6 legal ways to address the climate crisis
Bank of Nature makes the case for beneficiaries to sue their own pension plans
Any 25-year-old new hire today whose compensation includes pension benefits upon retirement is looking forward to 2062 when they can collect monthly checks and enjoy their “third act” — as their reward for a dedicated career.
It’s a contract with their pension fund. At Bank of Nature, we want to substantiate that contract and its implications in directing vast fiduciary money toward climate security — and a future worth retiring into.
As a basic operational function, pension funds must generate interest income from investments that is sufficient to keep the funds vital and able to write checks to beneficiaries month-after-month. The longest-lived new hire today could still be playing bocci ball by 2100, if the climate allows.
We argue that, to maintain a fiduciary’s duty, it matters how that interest income is earned and from where.
Best possible returns, a pillar of fiduciary duty, must be qualified. Interest earned from fossil fuel investments, or investments that diminish our climate future, is not fiduciary — and is a breach of fiduciary duty.
To change the investment behaviors of the world’s largest savings funds toward enterprises that add value, rather than discount, our common future, we argue that beneficiaries of retirement funds can sue their own pension fiduciaries on the grounds of:
Fiduciary duty: How do pensions’ unique fiduciary duties, which extend across generations, impact their evaluation of fund investment strategies? Should it include planet-scale value concerns such as the climate crisis?
Public nuisance: In limiting investment to those known to be ineffective in addressing climate-related damage to beneficiaries’ property, reducing the value of their benefits, do pensions create a public nuisance? Do asset managers like Black Rock, Vanguard and others?
Product liability: Are pensions sold dangerously defective products in the form of investment vehicles that cannot deliver the promised returns?
Public trust doctrine: Does the transfer of control of public pension funds to the asset management industry violate the public trust doctrine?
Breach of contract: Do pensions breach their contract with beneficiaries in neglecting and contributing to climate catastrophe?
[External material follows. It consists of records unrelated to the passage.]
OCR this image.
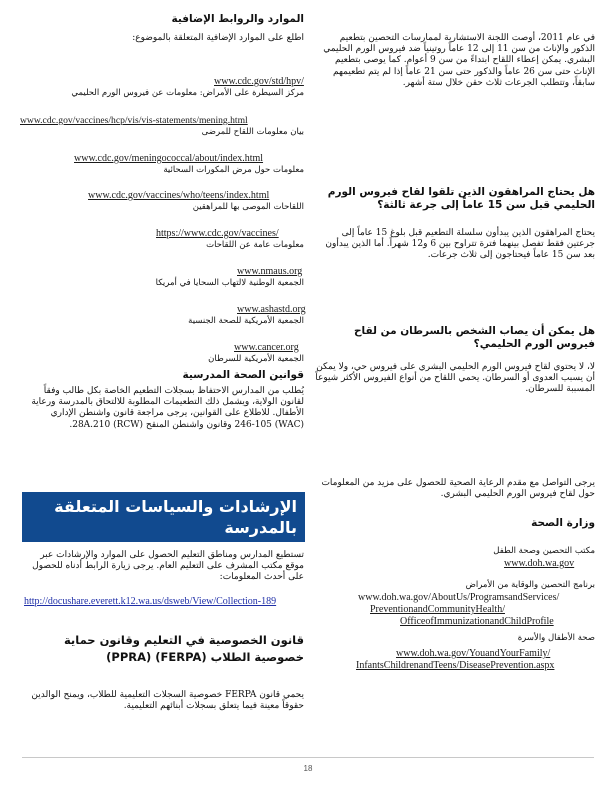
الموارد والروابط الإضافية
اطلع على الموارد الإضافية المتعلقة بالموضوع:
www.cdc.gov/std/hpv/
مركز السيطرة على الأمراض: معلومات عن فيروس الورم الحليمي
www.cdc.gov/vaccines/hcp/vis/vis-statements/mening.html
بيان معلومات اللقاح للمرضى
www.cdc.gov/meningococcal/about/index.html
معلومات حول مرض المكورات السحائية
www.cdc.gov/vaccines/who/teens/index.html
اللقاحات الموصى بها للمراهقين
https://www.cdc.gov/vaccines/
معلومات عامة عن اللقاحات
www.nmaus.org
الجمعية الوطنية لالتهاب السحايا في أمريكا
www.ashastd.org
الجمعية الأمريكية للصحة الجنسية
www.cancer.org
الجمعية الأمريكية للسرطان
قوانين الصحة المدرسية
يُطلب من المدارس الاحتفاظ بسجلات التطعيم الخاصة بكل طالب وفقاً لقانون الولاية، ويشمل ذلك التطعيمات المطلوبة للالتحاق بالمدرسة ورعاية الأطفال. للاطلاع على القوانين، يرجى مراجعة قانون واشنطن الإداري (WAC) 246-105 وقانون واشنطن المنقح (RCW) 28A.210.
الإرشادات والسياسات المتعلقة بالمدرسة
تستطيع المدارس ومناطق التعليم الحصول على الموارد والإرشادات عبر موقع مكتب المشرف على التعليم العام. يرجى زيارة الرابط أدناه للحصول على أحدث المعلومات:
http://docushare.everett.k12.wa.us/dsweb/View/Collection-189
قانون الخصوصية في التعليم وقانون حماية خصوصية الطلاب (FERPA) (PPRA)
يحمي قانون FERPA خصوصية السجلات التعليمية للطلاب، ويمنح الوالدين حقوقاً معينة فيما يتعلق بسجلات أبنائهم التعليمية.
في عام 2011، أوصت اللجنة الاستشارية لممارسات التحصين بتطعيم الذكور والإناث من سن 11 إلى 12 عاماً روتينياً ضد فيروس الورم الحليمي البشري. يمكن إعطاء اللقاح ابتداءً من سن 9 أعوام. كما يوصى بتطعيم الإناث حتى سن 26 عاماً والذكور حتى سن 21 عاماً إذا لم يتم تطعيمهم سابقاً، وتتطلب الجرعات ثلاث حقن خلال ستة أشهر.
هل يحتاج المراهقون الذين تلقوا لقاح فيروس الورم الحليمي قبل سن 15 عاماً إلى جرعة ثالثة؟
يحتاج المراهقون الذين يبدأون سلسلة التطعيم قبل بلوغ 15 عاماً إلى جرعتين فقط تفصل بينهما فترة تتراوح بين 6 و12 شهراً. أما الذين يبدأون بعد سن 15 عاماً فيحتاجون إلى ثلاث جرعات.
هل يمكن أن يصاب الشخص بالسرطان من لقاح فيروس الورم الحليمي؟
لا، لا يحتوي لقاح فيروس الورم الحليمي البشري على فيروس حي، ولا يمكن أن يسبب العدوى أو السرطان. يحمي اللقاح من أنواع الفيروس الأكثر شيوعاً المسببة للسرطان.
يرجى التواصل مع مقدم الرعاية الصحية للحصول على مزيد من المعلومات حول لقاح فيروس الورم الحليمي البشري.
وزارة الصحة
مكتب التحصين وصحة الطفل
www.doh.wa.gov
برنامج التحصين والوقاية من الأمراض
www.doh.wa.gov/AboutUs/ProgramsandServices/
PreventionandCommunityHealth/
OfficeofImmunizationandChildProfile
صحة الأطفال والأسرة
www.doh.wa.gov/YouandYourFamily/
InfantsChildrenandTeens/DiseasePrevention.aspx
18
Do asset managers do the same?
6. Financial fraud: Is fraud committed in the knowing transfer of pension funds to investment vehicles which cannot meet their promised delivery or known goals?
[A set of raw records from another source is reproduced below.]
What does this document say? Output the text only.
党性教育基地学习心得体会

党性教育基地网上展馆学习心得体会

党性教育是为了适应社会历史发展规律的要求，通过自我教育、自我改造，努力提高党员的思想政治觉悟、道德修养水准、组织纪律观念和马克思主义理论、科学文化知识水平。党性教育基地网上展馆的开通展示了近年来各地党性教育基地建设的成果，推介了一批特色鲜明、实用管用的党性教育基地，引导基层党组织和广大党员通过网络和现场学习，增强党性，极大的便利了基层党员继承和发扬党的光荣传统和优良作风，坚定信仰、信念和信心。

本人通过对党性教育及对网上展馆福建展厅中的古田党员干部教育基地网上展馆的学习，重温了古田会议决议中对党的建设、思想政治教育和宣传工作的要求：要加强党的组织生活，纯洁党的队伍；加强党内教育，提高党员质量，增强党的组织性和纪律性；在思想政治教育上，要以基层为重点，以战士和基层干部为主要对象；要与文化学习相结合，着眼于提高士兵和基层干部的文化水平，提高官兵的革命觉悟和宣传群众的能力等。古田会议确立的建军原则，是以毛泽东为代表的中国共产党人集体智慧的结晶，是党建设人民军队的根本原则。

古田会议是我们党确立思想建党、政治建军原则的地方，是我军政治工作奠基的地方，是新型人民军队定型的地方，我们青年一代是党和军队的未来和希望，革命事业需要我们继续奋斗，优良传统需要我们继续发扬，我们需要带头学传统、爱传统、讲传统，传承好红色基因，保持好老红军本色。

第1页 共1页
Bank of Nature argues that the law is underutilized as a vector for scale change – especially as a way to affect climate security. In particular, global pension/retirement funds – an aggregated $56-trillion fund with a defined contract to the future – carry an unfulfilled fiduciary obligation to their beneficiaries.
In our “Beneficiary v. Pension Fund” strategy, we explore new legal theories that put fiduciaries on notice: Pensions funds, endowments and other trusts that engage in climate-dimming investments today are incurring legal liability to their own beneficiaries living with the climate consequences of those investments.
We propose there is an "Untaken Safer Alternative" – embodied by Bank of Nature – that fulfils their fiduciary duty and stewardship missions and indemnifies them against future claims.